Tout a commencé par un bébé de 19 jours, plein d'ecchymoses et de fractures. Le docteur Jean Labbé, de Québec, s'est penché sur l'enfant, et n'a pas cru à la thèse de l'accident. Un complément d'enquête a été demandé par le coroner. La mère a craqué, puis avoué qu'elle avait projeté son enfant au sol.

Cette histoire, survenue en 1995, a incité le Dr Labbé à réviser les dossiers de 29 enfants québécois morts en 1985 et 1994. Sa conclusion, à ce moment-là: il y aurait deux fois plus d'infanticides qu'on ne le croit, ce qui est aussi l'intuition du Dr Geoffrey Cundiff, à Vancouver.

Depuis, au Québec, beaucoup a été fait, et le Dr Labbé espère qu'on n'en est plus là. On a notamment mis en place un comité qui, dorénavant, révise systématiquement tout décès d'enfant de moins de 6 ans. «Ce qui est dommage, c'est que sa portée soit limitée à Québec. De tels comités devraient plutôt exister aux quatre coins de la province», regrette-t-il.

Grâce aux travaux de ce comité de Québec, jusqu'ici, trois cas d'infanticide camouflés en mort subite du nourrisson ont été mis au jour.

Bernard Poulin, psychologue rattaché à l'Institut Philippe-Pinel, s'est spécialisé dans l'étude des infanticides et il n'hésite pas à saluer l'initiative de l'hôpital de Vancouver.

Bien sûr, dit-il, il ne sera peut-être pas facile de rejoindre les clientèles visées au début, mais de bouche à oreille, ça finira par se savoir un peu partout. (En ce sens, d'ailleurs, l'hôpital Saint-Paul a distribué des affiches dans des endroits stratégiques fréquentés par les femmes vulnérables.)

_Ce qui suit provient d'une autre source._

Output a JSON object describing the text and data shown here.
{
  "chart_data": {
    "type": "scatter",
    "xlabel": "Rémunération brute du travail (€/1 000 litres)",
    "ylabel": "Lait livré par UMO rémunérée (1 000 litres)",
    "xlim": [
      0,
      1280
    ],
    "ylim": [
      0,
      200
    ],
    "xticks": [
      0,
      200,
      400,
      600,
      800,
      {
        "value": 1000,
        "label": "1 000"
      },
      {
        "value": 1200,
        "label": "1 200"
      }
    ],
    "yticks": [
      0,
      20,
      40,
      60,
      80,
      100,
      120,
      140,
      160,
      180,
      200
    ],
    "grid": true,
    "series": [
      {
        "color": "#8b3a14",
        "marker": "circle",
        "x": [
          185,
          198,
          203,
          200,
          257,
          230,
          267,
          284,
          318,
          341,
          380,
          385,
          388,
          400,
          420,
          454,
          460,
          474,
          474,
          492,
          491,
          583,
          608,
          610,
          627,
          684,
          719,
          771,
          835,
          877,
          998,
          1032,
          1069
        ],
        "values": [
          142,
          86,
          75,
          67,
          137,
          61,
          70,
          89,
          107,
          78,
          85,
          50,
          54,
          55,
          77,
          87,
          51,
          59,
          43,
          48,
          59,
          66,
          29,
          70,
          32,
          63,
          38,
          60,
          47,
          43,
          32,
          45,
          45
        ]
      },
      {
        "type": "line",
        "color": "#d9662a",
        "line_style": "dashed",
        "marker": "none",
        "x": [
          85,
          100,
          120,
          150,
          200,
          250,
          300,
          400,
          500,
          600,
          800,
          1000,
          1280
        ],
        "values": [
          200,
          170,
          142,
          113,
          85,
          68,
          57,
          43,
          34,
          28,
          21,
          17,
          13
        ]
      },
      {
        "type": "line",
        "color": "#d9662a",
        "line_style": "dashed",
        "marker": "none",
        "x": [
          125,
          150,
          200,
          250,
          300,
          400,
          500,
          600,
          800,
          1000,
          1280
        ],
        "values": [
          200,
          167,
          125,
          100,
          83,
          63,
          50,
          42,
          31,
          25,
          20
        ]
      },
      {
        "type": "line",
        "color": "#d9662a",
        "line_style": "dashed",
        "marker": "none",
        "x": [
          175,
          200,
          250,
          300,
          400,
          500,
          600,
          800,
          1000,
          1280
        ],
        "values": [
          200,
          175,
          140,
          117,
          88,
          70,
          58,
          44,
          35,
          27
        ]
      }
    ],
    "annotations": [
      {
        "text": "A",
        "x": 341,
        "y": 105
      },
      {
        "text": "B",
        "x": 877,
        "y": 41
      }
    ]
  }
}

Pour ce qui est de l'argument voulant que ce «berceau des anges» prive les enfants de leurs antécédents médicaux, M. Poulin fait remarquer « que l'important, c'est tout de même que ces bébés soient trouvés vivants».

«Avec 30 000 avortements par année au Québec, les grossesses non désirées sont plus rares, fait pour sa part remarquer le Dr Labbé. Mais il est clair que si l'on arrivait à ne prévenir qu'un ou deux infanticides par année en instaurant un service semblable à celui de Vancouver dans un hôpital du Québec (dans une zone plus à risque d'un centre-ville, par exemple), ce serait significatif.»

Pédiatre à l'hôpital Sainte-Justine, la Dre Anne-Claude Bernard-Bonnin est aussi présidente de l'Association des médecins en protection de l'enfance du Québec. C'est cependant en son nom personnel qu'elle nous indique ici que ce dépose-couffin, à Vancouver, lui apparaît à elle aussi comme une très bonne idée, même si l'enfant est coupé d'informations médicales. De toute manière, relève-t-elle, «pour la majorité des enfants adoptés à l'étranger, on sait déjà bien peu de chose, et souvent presque rien de la façon dont la grossesse s'est passée».

Si ce genre d'endroits - couvent, orphelinat ou autre - où abandonner son bébé n'existe plus au Québec, il demeure très répandu dans d'autres pays, note-t-elle par ailleurs.

C'est bien à tort, poursuit la Dre Bernard-Bonnin, que l'on considère qu'une mère qui fait un tel geste commet un acte d'abandon. «Au contraire, ça prend beaucoup d'amour pour décider de se séparer de son bébé quand on pense qu'il recevra ainsi davantage que ce qu'on peut lui offrir.»

«Il faut aussi nous rappeler que nous, Québécois, sommes pour la plupart des descendants de colons et de filles du Roy. Il y a donc, parmi nos ancêtres, pas mal de femmes qui, un jour, ont été trouvées sur un parvis d'église.»